До начала спектакля на заднике «рвутся» в клочья визуальные кардиологические ритмы, а в зале звучит стук сердца. Потом он внезапно затихает, но публика уже настроена и догадывается, что тема смерти, ключевая для «Орфея», будет решаться и в медицинско-физиологическом ключе. Так и оказалось, только ключ этот отпирал хитроумную режиссерскую концепцию.
Согласно ей, Эвридика не умерла. Умер сам Орфей. На том свете влюбленный мертвец в дымном мраке скучает по супруге, распевая про «жестокую компанию моих печалей», и ему является… нет, не амур, а бог смерти, который указывает, как любящей семье воссоединиться. Нужно отвести живую Эвридику в мир мертвых, что Орфей и делает. Она сама не против, с любимым мужем – хоть на край света, хотя, кажется, до последнего не знает, куда ее ведут. Но вот проблема: если покойник по пути посмотрит живой жене в лицо, план сорвется.
Самая психологически напряженная часть пути проходит для героев перед оркестром: они поют у первого ряда зрительного зала, а их виртуальные двойники мечутся на заднике как марионетки судьбы. Далее – по оригиналу: Орфей посмотрел, всё сорвалось. Но черно-белый бог в экзотическом костюме с виртуальными шупальцами и тут помог. Дошли все же до Аида, Эвридика в черном трауре благополучно умирает, а там уже до Элизиума недалеко, где покойница становится, как все, призрачно-белой. И всем хорошо, ибо жизнь разделила, а смерть соединила. На бесконечную любовь. Вы же мечтали о такой? Получите, распишитесь.

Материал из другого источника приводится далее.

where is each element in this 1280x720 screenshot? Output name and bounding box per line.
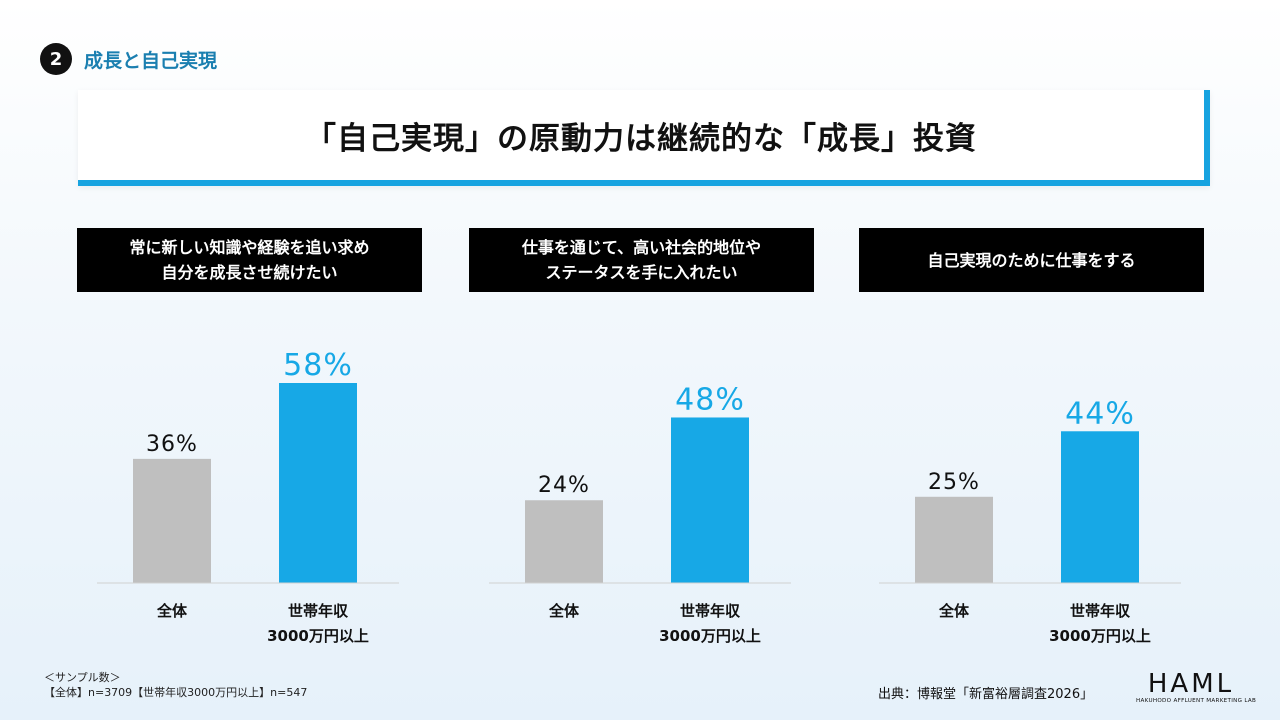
bar-chart-svg: 25% 全体 44% 世帯年収 3000万円以上 (879, 396, 1181, 645)
data-label: 48% (675, 382, 745, 417)
data-label: 58% (283, 348, 353, 383)
section-title: 成長と自己実現 (84, 49, 218, 72)
category-label: 全体 (156, 602, 188, 620)
sample-size-note: ＜サンプル数＞ 【全体】n=3709【世帯年収3000万円以上】n=547 (44, 670, 307, 700)
data-label: 44% (1065, 396, 1135, 431)
chart-title: 仕事を通じて、高い社会的地位や ステータスを手に入れたい (469, 228, 814, 292)
category-label: 3000万円以上 (267, 627, 369, 645)
data-label: 24% (538, 473, 590, 498)
bar-total (915, 496, 993, 583)
category-label: 3000万円以上 (659, 627, 761, 645)
bar-chart-svg: 24% 全体 48% 世帯年収 3000万円以上 (489, 382, 791, 645)
bar-chart-1: 36% 全体 58% 世帯年収 3000万円以上 (77, 292, 422, 658)
bar-high-income (279, 383, 357, 583)
logo-wordmark: HAML (1147, 669, 1235, 699)
chart-panel-3: 自己実現のために仕事をする 25% 全体 44% 世帯年収 3000万円以上 (859, 228, 1204, 658)
chart-title: 自己実現のために仕事をする (859, 228, 1204, 292)
chart-panel-1: 常に新しい知識や経験を追い求め 自分を成長させ続けたい 36% 全体 58% 世帯年収… (77, 228, 422, 658)
bar-high-income (671, 417, 749, 583)
sample-size-values: 【全体】n=3709【世帯年収3000万円以上】n=547 (44, 686, 308, 699)
sample-size-heading: ＜サンプル数＞ (44, 671, 121, 684)
headline: 「自己実現」の原動力は継続的な「成長」投資 (305, 120, 977, 157)
bar-total (133, 458, 211, 583)
bar-chart-3: 25% 全体 44% 世帯年収 3000万円以上 (859, 292, 1204, 658)
haml-logo: HAML HAKUHODO AFFLUENT MARKETING LAB (1136, 669, 1257, 704)
logo-tagline: HAKUHODO AFFLUENT MARKETING LAB (1136, 698, 1257, 704)
headline-box: 「自己実現」の原動力は継続的な「成長」投資 (78, 90, 1210, 186)
data-label: 36% (146, 432, 198, 457)
category-label: 全体 (548, 602, 580, 620)
category-label: 全体 (938, 602, 970, 620)
data-label: 25% (928, 470, 980, 495)
category-label: 世帯年収 (1070, 602, 1131, 620)
bar-high-income (1061, 431, 1139, 583)
category-label: 3000万円以上 (1049, 627, 1151, 645)
bar-total (525, 500, 603, 583)
source-citation: 出典：博報堂「新富裕層調査2026」 (878, 687, 1094, 702)
category-label: 世帯年収 (680, 602, 741, 620)
bar-chart-2: 24% 全体 48% 世帯年収 3000万円以上 (469, 292, 814, 658)
section-tag: 2 成長と自己実現 (40, 43, 217, 75)
category-label: 世帯年収 (288, 602, 349, 620)
chart-title: 常に新しい知識や経験を追い求め 自分を成長させ続けたい (77, 228, 422, 292)
bar-chart-svg: 36% 全体 58% 世帯年収 3000万円以上 (97, 348, 399, 645)
section-number: 2 (40, 43, 72, 75)
chart-panel-2: 仕事を通じて、高い社会的地位や ステータスを手に入れたい 24% 全体 48% 世帯年… (469, 228, 814, 658)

Отношение постановщиков к безмерному – по современным понятиям – эгоизму певца-обладателя лиры, отнимающему чужую витальность для собственного спокойствия, не определимо. Конечно, для авторов идеи это не история буквальных смыслов, а притча о тяготении душ вопреки физическим барьерам. Такой подход чреват разного рода философическими кунштюками.
В преамбуле упомянуты орфики с их идеей переселения душ, а после смерти Орфея наглядно мумифицируют, что дает возможность начитанным зрителям вспомнить о древнеегипетской идее нескольких разновидностей души, посмертно проявленных именно при физическом сохранении тела умершего. Мумифицированный Орфей попадает в мир за гранью, где, с помощью коллег по жизни на том свете, преображается в духовную белую сущность. И все завертелось.
Впрочем, слово «наглядно» сильно сказано: зловещий процесс вынимания мозга из черепа и легких из грудной клетки происходит в театре теней за задником (такой театр – сквозной лейтмотив постановки). Мы видим лишь контуры операции, что не страшно. Этот визуальный ход, с игрой размерами контуров фигур, с пылающими точками слепящих фонариков, будет применяться всю дорогу. Оттуда, из мира теней, где находятся и Аид, и Элизиум, придут на авансцену полупрозрачные гневные фурии с длиннющими когтями и белесые пляшущие чудища с клешнями (по виду – раки и омары), вообще всё потустороннее.
Кстати, о хоре. После упорной и продолжительной работы хористов с дирижером они как следует прониклись идеей глюковской музыки и спели очень достойно. Как и оба Орфея – меццо-сопрано Яна Дьякова и Дарья Телятникова: знаменитая Полина Виардо, заложившая в 19-м веке традицию петь эту партию низким женским голосом, не зря, значит, старалась.
С Эвридиками было сложнее: и Татьяна Иващенко, и Анастасия Джилас, кажется, имели проблемы с тесситурой. Верхние ноты не всегда удавались. Лилия Гайсина из МАМТа и Светлана Ползикова (Амур, он же Танатос) получили от хореографа прихотливые смены поз и медленную походку в рапиде, сплошной балет, за этим бы уследить. Уследили и спели.
Спектакль заканчивается долгими танцами и пением, включая финальный хор «Trionfi Amore» в исполнении хора призраков как оммаж счастью бестелесных главных героев. В момент, можно сказать, примирения монстров Аида с тенями Элизиума, тесной связи жизни и смерти. Все-таки зачем режиссеры, пробегая между Эросом и Танатосом, препарировали сюжет, как бальзамировщики – тело Орфея? Чтобы эта страшная сказка, саспенс с элементами хоррора, напоминала о вечности. Возможно, Орфей был прав. Там и правда лучше.